Today, the word ‘Paparazzi’ gives us the picture of a bunch of photographers, who take pictures of high-profile people, such as politicians, film stars, famous players and other celebrities, especially while subjects go about their usual life routines. Paparazzi tend to make a living by selling their photographs of public interest to media outlets. Since they generally hunt in packs, the plural ‘paparazzi’ is very much more common than the singular ‘paparazzo’.
The inclusion of the word paparazzi into the English language is said to be tied to an Italian film ‘La Dolce Vita’ (1960), directed by Federico Fellini. The film relates the story of a jaded journalist, Marcello, and his photographic colleague, Paparazzo.

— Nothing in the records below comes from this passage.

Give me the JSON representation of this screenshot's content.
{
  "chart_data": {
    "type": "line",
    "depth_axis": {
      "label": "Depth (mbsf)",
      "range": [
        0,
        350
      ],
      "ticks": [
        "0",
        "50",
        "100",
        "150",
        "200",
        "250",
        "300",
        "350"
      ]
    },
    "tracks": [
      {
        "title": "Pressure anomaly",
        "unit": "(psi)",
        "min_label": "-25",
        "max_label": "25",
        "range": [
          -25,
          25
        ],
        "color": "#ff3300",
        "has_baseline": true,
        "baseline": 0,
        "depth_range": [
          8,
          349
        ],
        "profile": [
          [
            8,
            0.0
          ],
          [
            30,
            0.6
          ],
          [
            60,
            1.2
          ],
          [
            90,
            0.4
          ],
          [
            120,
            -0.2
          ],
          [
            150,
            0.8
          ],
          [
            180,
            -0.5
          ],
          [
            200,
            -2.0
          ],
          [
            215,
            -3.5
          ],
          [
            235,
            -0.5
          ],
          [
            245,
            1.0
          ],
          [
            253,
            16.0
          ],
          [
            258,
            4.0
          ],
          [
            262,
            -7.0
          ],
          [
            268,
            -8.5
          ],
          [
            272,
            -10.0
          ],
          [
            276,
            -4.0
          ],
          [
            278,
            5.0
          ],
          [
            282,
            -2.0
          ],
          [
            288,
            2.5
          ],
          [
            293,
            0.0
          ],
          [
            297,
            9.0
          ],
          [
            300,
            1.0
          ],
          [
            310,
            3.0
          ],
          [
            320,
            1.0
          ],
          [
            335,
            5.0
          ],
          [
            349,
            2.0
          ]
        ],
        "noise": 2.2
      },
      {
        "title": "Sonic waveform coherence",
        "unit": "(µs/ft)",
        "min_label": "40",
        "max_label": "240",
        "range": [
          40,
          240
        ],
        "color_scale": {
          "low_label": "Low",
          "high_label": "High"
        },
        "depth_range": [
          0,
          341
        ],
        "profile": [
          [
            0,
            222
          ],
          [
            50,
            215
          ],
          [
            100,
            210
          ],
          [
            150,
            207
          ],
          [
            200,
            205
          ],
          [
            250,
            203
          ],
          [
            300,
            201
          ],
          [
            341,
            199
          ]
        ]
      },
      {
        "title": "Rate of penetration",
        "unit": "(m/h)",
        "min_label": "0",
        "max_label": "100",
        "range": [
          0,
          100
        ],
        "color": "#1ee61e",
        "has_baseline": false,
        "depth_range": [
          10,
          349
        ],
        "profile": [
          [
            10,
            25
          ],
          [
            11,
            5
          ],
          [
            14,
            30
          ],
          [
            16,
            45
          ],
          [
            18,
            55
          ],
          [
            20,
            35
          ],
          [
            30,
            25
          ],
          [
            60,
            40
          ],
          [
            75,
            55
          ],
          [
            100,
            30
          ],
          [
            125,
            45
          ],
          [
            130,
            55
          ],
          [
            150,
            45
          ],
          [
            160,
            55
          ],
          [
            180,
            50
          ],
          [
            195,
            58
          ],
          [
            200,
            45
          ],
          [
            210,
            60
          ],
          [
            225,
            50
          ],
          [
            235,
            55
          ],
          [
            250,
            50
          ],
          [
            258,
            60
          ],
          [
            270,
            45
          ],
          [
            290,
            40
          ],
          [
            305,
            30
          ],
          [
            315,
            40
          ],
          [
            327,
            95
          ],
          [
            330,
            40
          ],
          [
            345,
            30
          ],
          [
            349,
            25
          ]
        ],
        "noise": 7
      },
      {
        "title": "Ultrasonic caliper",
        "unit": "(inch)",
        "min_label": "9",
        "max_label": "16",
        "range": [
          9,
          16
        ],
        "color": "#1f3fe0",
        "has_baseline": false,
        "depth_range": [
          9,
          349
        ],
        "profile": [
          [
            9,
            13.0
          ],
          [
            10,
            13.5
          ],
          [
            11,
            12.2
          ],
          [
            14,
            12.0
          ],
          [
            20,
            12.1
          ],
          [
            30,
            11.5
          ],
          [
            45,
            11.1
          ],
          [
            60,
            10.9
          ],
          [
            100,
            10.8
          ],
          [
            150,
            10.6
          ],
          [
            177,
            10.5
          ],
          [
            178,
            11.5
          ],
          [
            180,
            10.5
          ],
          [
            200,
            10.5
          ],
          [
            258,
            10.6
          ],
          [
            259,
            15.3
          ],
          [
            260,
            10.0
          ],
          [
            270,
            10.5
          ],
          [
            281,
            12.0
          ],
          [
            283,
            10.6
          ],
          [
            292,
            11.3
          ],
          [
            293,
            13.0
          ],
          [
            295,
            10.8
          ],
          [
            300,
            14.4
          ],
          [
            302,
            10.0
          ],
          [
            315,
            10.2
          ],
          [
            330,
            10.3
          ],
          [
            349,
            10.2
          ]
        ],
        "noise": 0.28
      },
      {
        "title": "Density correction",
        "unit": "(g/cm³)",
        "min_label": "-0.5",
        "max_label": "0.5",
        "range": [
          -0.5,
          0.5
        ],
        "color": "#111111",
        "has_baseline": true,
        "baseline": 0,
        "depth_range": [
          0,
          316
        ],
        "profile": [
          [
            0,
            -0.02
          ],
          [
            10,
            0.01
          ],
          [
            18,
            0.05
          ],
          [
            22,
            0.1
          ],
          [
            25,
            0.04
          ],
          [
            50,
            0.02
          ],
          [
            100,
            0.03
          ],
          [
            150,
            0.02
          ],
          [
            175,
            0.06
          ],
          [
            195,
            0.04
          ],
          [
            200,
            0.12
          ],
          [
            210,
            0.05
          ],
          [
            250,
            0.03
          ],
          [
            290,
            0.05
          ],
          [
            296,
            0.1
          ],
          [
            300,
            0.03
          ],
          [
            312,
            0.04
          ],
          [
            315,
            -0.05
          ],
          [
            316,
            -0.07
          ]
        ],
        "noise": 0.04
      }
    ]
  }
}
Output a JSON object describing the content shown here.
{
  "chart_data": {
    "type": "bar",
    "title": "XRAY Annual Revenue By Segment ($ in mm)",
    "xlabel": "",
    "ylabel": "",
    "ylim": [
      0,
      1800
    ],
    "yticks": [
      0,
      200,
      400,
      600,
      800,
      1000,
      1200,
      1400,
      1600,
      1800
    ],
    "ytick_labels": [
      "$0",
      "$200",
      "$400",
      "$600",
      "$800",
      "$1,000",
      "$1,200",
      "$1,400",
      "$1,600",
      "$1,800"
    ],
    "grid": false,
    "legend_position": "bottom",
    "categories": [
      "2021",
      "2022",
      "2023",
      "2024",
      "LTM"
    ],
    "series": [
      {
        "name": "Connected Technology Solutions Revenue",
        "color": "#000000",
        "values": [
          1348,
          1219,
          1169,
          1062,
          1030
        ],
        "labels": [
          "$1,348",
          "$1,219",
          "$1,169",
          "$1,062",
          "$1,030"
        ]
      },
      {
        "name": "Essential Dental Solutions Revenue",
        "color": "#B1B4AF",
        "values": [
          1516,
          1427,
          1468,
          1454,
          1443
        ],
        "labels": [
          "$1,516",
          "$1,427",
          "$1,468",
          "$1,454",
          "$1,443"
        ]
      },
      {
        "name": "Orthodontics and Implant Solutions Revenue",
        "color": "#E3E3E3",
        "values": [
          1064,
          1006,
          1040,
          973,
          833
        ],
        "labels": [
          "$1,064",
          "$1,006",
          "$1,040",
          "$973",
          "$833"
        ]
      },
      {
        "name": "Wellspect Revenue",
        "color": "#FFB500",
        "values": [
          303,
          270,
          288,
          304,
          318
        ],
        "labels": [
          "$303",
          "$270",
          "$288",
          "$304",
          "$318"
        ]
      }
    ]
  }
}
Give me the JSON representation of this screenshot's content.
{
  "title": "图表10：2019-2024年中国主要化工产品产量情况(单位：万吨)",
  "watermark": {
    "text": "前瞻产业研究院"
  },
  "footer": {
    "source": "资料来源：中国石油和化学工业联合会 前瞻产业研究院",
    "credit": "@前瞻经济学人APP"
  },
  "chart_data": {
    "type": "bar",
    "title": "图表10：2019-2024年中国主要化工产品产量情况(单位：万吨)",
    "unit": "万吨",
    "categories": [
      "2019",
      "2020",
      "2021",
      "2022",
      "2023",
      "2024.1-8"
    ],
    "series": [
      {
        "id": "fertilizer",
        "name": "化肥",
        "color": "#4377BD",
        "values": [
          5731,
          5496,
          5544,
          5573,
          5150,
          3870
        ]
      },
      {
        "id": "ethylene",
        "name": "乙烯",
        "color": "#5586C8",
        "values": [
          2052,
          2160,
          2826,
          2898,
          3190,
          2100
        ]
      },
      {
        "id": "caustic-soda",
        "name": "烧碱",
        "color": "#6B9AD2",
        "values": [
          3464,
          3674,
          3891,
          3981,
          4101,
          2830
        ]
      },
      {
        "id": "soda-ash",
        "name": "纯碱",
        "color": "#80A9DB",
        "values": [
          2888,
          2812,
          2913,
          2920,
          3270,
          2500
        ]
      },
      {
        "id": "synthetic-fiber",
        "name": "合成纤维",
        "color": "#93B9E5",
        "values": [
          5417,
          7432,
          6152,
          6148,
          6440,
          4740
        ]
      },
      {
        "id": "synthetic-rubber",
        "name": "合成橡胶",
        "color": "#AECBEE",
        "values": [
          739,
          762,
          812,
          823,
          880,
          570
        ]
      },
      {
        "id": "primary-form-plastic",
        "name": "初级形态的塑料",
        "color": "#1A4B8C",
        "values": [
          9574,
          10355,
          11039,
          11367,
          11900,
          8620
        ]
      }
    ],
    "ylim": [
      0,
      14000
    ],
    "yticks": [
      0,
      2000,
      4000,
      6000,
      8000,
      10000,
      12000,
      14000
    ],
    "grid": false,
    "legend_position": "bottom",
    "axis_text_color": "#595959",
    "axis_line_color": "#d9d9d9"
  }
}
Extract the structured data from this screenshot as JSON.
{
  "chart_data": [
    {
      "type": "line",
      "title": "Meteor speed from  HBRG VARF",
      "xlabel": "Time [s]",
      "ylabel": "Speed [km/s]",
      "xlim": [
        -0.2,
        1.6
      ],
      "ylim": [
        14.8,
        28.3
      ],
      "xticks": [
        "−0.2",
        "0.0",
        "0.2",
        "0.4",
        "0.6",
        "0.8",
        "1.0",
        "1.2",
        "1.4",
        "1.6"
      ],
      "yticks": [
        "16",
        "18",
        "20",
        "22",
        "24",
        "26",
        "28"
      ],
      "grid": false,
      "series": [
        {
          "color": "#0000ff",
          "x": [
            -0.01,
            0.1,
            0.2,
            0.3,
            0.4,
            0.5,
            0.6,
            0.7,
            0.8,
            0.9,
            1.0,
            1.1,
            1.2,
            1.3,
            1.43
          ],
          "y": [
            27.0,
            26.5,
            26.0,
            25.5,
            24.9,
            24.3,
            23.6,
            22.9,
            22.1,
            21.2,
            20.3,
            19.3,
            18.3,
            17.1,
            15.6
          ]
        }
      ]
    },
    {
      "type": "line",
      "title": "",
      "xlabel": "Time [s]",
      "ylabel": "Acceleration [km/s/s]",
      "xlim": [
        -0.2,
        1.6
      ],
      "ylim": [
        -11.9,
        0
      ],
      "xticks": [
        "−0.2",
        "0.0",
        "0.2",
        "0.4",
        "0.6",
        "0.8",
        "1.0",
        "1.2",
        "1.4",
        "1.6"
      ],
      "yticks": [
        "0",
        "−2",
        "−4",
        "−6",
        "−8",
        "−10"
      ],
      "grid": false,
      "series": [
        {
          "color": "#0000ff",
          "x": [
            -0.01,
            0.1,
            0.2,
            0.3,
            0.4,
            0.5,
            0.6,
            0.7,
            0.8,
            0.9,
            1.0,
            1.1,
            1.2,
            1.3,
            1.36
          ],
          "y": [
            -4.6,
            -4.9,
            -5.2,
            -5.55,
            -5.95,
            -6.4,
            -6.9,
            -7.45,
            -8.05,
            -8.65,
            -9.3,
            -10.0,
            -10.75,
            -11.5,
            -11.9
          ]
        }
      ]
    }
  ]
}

After the movie was first released in Italy, the word paparazzi became synonymous with the intrusive photographers who chase the stars to get that revealing act on film.
Later, Fellini claimed that he wanted to capture the paparazzi-inspired events, where reporters often begged involved parties for a story. However, it was the freezing-frenzied movements in the pictures captured by the photographer, that sparked viewer interest and immediately the name became a part of the language to mean the new breed of intrusive snappers.
The Italian family name Paparazzo is believed to come from the word ‘papateceo’, which means, a very large buzzing insect. The surname itself is of no special significance, as it is said to be a common one in Calabria, and Fellini is said to have coined it from a travel book, "By the Ionian Sea," in which occurs the name of hotel owner Coriolano Paparazzo.